Here are some photos from Friday and Saturday at Marty's . Great weather, lots of fun.
Embedded videos in Friday, not sure that will work, but hope so.

Regards

Jerry

Friday:

https://picasaweb.google.com/112292...6C8gIW4zAE#

Saturday:

https://picasaweb.google.com/112292...5d2umrKqXA#

Hope you enjoy!


----------



## Dick413 (Jan 7, 2008)

thank you


----------



## noelw (Jan 2, 2008)

That's great Jerry. .. tk's for the post..


----------



## Gary Armitstead (Jan 2, 2008)

Great pictures Jerry! Thanks for posting.


----------



## Stan Cedarleaf (Jan 2, 2008)

Great images, Jerry.... Thanks so much for getting them done...

Fabulous...


----------



## tmejia (Jan 2, 2008)

Thanks for the photos

I even recognized some of them peoples.

Tommy








Rio Gracie


----------



## Don Howard (Jan 2, 2008)

Thanks for the great sets of pics. 

Wished I was there:-(


----------



## Koploper (Apr 3, 2011)

Great photos!

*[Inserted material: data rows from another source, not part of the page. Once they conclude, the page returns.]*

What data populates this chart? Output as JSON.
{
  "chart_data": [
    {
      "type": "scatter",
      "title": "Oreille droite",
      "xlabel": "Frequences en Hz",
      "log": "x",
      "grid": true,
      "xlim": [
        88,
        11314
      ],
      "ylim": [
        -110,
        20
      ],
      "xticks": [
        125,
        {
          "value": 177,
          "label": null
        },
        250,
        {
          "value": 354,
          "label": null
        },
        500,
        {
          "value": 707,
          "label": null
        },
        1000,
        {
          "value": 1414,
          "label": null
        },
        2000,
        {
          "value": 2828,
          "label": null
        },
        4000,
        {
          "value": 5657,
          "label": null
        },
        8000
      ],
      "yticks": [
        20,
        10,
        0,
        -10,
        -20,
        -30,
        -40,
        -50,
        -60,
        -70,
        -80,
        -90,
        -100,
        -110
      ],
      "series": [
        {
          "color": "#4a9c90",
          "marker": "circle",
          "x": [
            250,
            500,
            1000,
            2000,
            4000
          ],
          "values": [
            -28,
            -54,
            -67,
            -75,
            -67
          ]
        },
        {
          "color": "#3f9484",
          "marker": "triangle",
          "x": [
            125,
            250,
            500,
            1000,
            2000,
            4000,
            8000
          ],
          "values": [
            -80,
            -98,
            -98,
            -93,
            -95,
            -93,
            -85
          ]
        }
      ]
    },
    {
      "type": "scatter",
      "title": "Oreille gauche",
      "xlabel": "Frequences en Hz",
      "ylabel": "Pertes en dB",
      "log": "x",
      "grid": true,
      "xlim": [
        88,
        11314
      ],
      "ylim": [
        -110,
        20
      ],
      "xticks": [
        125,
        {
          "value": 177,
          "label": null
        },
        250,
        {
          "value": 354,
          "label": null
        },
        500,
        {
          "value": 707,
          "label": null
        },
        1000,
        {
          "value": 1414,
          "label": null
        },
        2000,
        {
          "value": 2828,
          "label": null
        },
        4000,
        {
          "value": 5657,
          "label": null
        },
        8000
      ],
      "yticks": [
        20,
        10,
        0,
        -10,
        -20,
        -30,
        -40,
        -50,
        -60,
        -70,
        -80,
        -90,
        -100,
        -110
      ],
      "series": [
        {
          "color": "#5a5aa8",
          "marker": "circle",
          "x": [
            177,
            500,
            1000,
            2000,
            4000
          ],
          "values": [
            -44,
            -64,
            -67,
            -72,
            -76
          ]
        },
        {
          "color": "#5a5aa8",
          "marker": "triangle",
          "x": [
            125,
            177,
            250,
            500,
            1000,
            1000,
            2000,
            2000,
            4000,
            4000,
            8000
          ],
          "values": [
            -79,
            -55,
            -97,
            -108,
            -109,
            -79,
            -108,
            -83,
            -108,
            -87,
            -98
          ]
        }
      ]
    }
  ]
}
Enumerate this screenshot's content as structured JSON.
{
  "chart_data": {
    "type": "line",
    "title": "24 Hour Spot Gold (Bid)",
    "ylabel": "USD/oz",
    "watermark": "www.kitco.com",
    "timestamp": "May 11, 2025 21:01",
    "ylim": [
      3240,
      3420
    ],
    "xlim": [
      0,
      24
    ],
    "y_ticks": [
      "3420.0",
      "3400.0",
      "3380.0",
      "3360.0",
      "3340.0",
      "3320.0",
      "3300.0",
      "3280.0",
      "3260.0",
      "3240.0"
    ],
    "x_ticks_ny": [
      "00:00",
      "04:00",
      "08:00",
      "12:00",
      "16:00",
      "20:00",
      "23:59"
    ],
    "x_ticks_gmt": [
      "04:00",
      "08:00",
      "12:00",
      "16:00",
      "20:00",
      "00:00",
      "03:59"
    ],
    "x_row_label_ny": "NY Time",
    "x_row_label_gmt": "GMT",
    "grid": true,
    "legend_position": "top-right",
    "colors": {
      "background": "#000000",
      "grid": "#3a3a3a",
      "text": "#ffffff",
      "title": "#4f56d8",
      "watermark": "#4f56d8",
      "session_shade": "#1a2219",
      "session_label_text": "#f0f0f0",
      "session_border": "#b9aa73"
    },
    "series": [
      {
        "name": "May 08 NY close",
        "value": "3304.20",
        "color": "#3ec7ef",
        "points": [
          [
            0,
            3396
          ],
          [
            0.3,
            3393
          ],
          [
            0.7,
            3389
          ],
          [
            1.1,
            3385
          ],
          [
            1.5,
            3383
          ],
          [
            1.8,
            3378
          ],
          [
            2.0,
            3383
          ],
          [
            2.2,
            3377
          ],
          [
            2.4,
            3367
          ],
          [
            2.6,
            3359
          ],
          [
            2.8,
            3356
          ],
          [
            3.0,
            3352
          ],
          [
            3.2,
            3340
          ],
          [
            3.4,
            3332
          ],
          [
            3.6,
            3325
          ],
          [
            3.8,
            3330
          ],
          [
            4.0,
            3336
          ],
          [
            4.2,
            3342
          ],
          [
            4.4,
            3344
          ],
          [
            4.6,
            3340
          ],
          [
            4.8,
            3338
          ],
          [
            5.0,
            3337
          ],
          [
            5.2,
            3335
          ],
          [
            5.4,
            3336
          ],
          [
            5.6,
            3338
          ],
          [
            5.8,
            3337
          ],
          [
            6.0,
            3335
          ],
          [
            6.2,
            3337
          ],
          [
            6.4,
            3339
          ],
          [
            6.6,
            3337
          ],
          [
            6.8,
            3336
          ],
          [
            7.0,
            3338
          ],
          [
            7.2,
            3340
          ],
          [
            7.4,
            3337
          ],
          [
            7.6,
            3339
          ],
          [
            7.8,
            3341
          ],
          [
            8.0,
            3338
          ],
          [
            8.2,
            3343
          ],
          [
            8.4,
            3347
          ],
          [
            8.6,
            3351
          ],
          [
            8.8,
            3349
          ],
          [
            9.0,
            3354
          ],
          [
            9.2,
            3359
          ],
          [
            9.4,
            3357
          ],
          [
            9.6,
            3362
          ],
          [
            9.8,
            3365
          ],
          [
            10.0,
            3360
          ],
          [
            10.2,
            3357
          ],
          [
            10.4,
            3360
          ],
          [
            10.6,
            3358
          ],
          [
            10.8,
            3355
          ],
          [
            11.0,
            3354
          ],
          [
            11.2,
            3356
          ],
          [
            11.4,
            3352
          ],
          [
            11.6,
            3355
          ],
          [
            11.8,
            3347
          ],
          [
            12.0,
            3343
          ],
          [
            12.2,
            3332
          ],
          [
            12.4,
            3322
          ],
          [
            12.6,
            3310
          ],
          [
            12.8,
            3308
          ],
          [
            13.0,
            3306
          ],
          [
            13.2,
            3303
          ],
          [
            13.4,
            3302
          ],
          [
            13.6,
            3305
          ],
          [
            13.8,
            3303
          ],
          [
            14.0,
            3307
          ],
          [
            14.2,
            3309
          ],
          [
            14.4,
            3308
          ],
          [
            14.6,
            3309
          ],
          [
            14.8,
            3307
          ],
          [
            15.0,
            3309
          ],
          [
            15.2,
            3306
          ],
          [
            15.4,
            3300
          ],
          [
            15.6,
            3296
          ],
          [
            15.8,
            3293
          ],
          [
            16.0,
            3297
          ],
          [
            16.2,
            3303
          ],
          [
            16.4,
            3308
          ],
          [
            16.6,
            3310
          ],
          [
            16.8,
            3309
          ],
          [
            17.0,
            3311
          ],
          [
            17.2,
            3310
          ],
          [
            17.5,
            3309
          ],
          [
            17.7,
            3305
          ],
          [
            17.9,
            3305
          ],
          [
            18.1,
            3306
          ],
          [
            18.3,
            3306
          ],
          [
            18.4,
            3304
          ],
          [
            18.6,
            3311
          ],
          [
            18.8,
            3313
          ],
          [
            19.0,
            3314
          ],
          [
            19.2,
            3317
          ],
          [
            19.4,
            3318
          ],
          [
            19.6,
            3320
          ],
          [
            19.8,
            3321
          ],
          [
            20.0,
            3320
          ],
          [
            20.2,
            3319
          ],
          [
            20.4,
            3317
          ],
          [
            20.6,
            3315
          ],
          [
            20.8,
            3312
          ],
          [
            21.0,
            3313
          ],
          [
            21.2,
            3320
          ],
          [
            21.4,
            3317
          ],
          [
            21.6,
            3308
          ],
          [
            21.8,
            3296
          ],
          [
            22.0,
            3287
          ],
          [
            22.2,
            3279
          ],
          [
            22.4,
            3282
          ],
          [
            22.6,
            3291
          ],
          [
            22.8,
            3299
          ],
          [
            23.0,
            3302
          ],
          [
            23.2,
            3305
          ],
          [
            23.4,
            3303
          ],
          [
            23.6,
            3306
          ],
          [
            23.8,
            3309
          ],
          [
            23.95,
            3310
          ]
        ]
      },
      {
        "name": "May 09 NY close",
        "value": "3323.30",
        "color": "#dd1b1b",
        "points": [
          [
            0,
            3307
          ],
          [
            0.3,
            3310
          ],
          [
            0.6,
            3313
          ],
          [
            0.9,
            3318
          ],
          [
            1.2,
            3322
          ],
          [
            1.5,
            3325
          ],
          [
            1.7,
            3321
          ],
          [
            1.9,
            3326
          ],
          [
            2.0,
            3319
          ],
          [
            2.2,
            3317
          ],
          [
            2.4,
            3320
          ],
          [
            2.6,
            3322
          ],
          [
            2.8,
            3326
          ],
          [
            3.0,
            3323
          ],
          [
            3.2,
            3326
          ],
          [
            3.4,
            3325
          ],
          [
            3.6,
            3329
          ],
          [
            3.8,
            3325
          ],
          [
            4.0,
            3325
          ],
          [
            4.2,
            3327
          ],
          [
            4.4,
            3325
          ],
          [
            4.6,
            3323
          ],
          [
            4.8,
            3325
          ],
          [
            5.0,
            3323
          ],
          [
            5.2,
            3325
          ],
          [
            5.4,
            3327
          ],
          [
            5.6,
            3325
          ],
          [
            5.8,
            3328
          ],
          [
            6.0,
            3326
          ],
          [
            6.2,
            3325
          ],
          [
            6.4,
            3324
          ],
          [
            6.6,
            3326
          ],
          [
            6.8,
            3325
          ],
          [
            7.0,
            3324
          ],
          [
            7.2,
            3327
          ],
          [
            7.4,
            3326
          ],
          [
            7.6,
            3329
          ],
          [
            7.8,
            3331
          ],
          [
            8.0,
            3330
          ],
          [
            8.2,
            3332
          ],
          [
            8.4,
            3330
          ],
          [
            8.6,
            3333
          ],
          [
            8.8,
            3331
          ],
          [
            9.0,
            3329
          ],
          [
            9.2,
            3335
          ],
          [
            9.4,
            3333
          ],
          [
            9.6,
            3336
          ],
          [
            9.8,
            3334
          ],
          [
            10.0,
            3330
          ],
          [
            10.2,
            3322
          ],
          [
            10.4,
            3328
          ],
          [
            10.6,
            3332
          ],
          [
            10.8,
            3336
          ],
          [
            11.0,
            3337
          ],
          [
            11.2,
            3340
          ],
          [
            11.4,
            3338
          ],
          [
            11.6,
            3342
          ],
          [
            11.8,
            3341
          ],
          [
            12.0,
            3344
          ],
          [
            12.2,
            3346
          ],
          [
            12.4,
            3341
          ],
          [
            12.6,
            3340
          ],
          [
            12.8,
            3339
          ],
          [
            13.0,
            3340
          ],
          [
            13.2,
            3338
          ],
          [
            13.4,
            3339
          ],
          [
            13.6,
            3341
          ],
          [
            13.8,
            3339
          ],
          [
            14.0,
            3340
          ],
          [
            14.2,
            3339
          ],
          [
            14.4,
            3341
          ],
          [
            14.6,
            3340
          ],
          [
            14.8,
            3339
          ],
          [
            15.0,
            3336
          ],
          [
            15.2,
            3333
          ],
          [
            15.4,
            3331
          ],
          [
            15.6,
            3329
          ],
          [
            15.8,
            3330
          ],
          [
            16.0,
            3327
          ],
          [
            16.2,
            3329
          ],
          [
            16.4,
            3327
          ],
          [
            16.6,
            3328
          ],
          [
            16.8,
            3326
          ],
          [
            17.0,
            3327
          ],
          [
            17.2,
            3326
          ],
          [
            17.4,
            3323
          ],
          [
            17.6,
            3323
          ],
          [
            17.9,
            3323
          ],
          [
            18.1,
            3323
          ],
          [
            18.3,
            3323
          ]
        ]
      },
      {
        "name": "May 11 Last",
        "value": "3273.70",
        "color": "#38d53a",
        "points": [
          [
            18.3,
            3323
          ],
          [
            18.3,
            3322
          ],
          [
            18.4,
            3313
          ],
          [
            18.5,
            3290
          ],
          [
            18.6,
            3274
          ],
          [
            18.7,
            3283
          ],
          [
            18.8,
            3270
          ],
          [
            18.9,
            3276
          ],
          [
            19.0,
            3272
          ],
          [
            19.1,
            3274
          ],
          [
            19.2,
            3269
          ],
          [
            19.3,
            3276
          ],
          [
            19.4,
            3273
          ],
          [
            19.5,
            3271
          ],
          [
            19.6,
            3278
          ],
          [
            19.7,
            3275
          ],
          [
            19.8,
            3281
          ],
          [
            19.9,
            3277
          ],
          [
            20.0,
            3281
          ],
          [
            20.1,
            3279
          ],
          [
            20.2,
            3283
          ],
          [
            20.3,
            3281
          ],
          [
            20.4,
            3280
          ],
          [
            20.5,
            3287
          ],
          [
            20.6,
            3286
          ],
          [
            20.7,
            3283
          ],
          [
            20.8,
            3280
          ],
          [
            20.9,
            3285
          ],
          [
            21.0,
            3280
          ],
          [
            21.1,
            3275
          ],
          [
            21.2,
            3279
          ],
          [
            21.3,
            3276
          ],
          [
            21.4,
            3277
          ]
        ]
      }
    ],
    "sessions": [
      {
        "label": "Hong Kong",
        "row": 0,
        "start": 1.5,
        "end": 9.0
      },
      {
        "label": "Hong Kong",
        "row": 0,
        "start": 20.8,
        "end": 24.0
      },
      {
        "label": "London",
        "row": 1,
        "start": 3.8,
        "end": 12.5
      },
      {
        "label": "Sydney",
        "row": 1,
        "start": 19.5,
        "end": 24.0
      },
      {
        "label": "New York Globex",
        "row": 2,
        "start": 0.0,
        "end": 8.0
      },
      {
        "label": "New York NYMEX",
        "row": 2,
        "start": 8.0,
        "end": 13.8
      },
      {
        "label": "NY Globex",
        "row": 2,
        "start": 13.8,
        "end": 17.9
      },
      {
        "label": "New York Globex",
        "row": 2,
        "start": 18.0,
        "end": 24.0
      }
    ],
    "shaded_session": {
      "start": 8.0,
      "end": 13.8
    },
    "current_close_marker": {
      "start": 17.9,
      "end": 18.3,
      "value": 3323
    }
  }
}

Thanks for sharing the fun with those of us who couldn't join you.


----------



## Pete Thornton (Jan 2, 2008)

Great shots, Jerry - and even one of you! Enjoy the road trip - we're off to Roger's next Sat.


----------



## Ted Doskaris (Oct 7, 2008)

Jerry, 

Thanks for the picture links. 

Who owns the UP Gas Turbine A, B loco in the video? 
Very nice. 

-Ted


----------



## Dave F (Jan 2, 2008)

Those turbines belong to Bryan Smith. He built them from scratch.


----------



## Naptowneng (Jun 14, 2010)

Thanks, Pete

Great weekend, enjoy Roger's.

Jerry


----------



## jake3404 (Dec 3, 2010)

FOr a little help

Pictures 1

Saturday


----------



## aceinspp (Jan 2, 2008)

Another great batch of pics and vids. Thanks. Later RJD


----------